Uma das qualidades do filme é perceber os ecos estão acontecendo em algumas partes do oriente. Sinais de uma ditadura – fotos e bustos do primeiro ministro em todos os lugares, cidade às escuras à noite lembrando Pyongyang, sem sinal de TV, telefone ou internet – e situações parecidas com o Isis e o Boko Haram dão atualidade à história. Tanto quanto a intervenção americana e inglesa representada Jack (Owen Wilson) e Hammond (Pierce Brosnan). E no meio da guerra desse Camboja (ou um Laos) fictício, nos apegamos à família de Jack principalmente por causa da doçura das filhas dele e de Annie (Lake Bell).

É claro o contraste exagerado das tropas orientais, onde um comandante sem nome e extremamente mal lidera um mar de pessoas desumanizadas que caçam os estrangeiros no seu país. Não é que isso seja mentira – as notícias que chegam para nós mostram tais barbáries –, mas seria tarefa do diretor mostrar um pouco mais de empatia para com a família de Jack. Para minimizar a situação, Dowdle mostra um encontro da família Dwyer com duas boas almas: um jovem que está no meio da horda e depois um senhor idoso que os esconde. O interessante na cena em que os quatro estão fugindo e cruzam com esse jovem é o fato dele não estar mascarado como seus companheiros, que estão representando um sistema ou algum regime.

Fazendo o papel de advogado do diabo, o filme leva a outra possibilidade se nos colocarmos na pele de Jack, pego no meio do fogo cruzado. Vejam a emblemática cena em que ele se encontra no meio do conflito dos revoltosos e da força policial, por exemplo. Aquela é a percepção do protagonista: perdido num conflito que ele desconhece – se bem que é difícil acreditar que não sabia que o país estava à beira de um conflito armado –, num lugar que não fala a língua e ainda com a família em perigo é bem aceitável que ele veja os cidadãos como inimigos. Assim como os orientais sobre os estrangeiros em sua terra. Pensando assim, não é tão difícil entender o posicionamento tanto um como o do outro.
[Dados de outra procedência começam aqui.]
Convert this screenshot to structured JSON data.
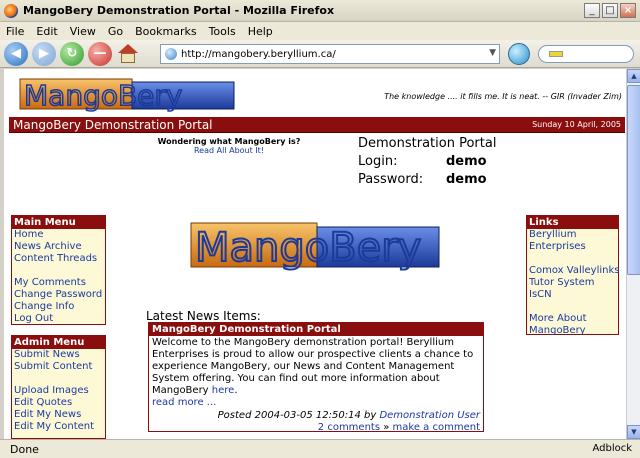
{
  "window": {
    "title": "MangoBery Demonstration Portal - Mozilla Firefox",
    "buttons": [
      "_",
      "□",
      "×"
    ]
  },
  "menu": [
    "File",
    "Edit",
    "View",
    "Go",
    "Bookmarks",
    "Tools",
    "Help"
  ],
  "navigation": {
    "url": "http://mangobery.beryllium.ca/"
  },
  "status": {
    "left": "Done",
    "right": "Adblock"
  },
  "page": {
    "logo_text": "MangoBery",
    "quote": "The knowledge .... it fills me. It is neat. -- GIR (Invader Zim)",
    "banner_title": "MangoBery Demonstration Portal",
    "banner_date": "Sunday 10 April, 2005",
    "wonder": {
      "question": "Wondering what MangoBery is?",
      "link": "Read All About It!"
    },
    "demo": {
      "title": "Demonstration Portal",
      "login_label": "Login:",
      "login_value": "demo",
      "password_label": "Password:",
      "password_value": "demo"
    },
    "main_menu": {
      "heading": "Main Menu",
      "group1": [
        "Home",
        "News Archive",
        "Content Threads"
      ],
      "group2": [
        "My Comments",
        "Change Password",
        "Change Info",
        "Log Out"
      ]
    },
    "admin_menu": {
      "heading": "Admin Menu",
      "group1": [
        "Submit News",
        "Submit Content"
      ],
      "group2": [
        "Upload Images",
        "Edit Quotes",
        "Edit My News",
        "Edit My Content"
      ]
    },
    "links": {
      "heading": "Links",
      "group1": [
        "Beryllium",
        "Enterprises"
      ],
      "group2": [
        "Comox Valleylinks",
        "Tutor System",
        "IsCN"
      ],
      "group3": [
        "More About",
        "MangoBery"
      ]
    },
    "news": {
      "heading": "Latest News Items:",
      "title": "MangoBery Demonstration Portal",
      "body": "Welcome to the MangoBery demonstration portal! Beryllium Enterprises is proud to allow our prospective clients a chance to experience MangoBery, our News and Content Management System offering. You can find out more information about MangoBery",
      "here_link": "here",
      "read_more": "read more ...",
      "posted": "Posted 2004-03-05 12:50:14 by",
      "author": "Demonstration User",
      "comments": "2 comments",
      "make_comment": "make a comment"
    }
  }
}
Ainda que o filme seja acusado de ser racista e xenofóbico, é inegável que Dowdle sabe dirigir os quase 100 minutos de filme equilibrando momentos de ação e de extrema tensão. A não ser por uma pequena inserção cômica de Kenny Roger (Boonthanakit) a produção não perde o pique, efeito auxiliado pela montagem que coloca os problemas logo no começo. Depois de voltar na narrativa, sabemos que falta pouco para descobrir qual é o resultado de um assassinato. A cena de Jack subindo pelo elevador para encontrar a família parece infinitamente mais longo do que realmente é por não sabermos qual é a situação real. Além disso, o diretor sabe quando usar o silêncio, emudecendo tanto a trilha quanto os sons ambientes numa agoniante cena envolvendo as duas filhas pequenas do casal.

Dowdle é competente também em contar a história visualmente sem apelar para narrações ouflashbacks. Ele mostra rapidamente as marcas no rosto de Hammond, ali já definindo sua personalidade e dando uma dica de suas intenções. No figurino é interessante notar que Jack passa pelos piores momentos da sua vida usando por baixo da camisa social uma camiseta da sua cidade natal (Austin, Texas) que representa a saudade que ele tem de casa. A câmera na mão e os ângulos holandeses completam o estado de tensão que o diretor quis transmitir para a audiência, e nisso obtém sucesso.

A ironia do final e a boa jogada de não usar o clássico herói de ação são outros pontos positivos de Horas de Desespero. As qualidades da história não devem ser postas de lado quando analisamos os problemas já apresentados, principalmente na caracterização de um povo, mesmo que esse país não tenha um nome para que ninguém aponte dedos. Mas, como thriller, é eficaz. E se essa foi a intenção do diretor, de nos deixar respirar só quando um personagem diz que podemos, a missão foi cumprida. O que não quer dizer que devemos desviar os olhos para as outras questões.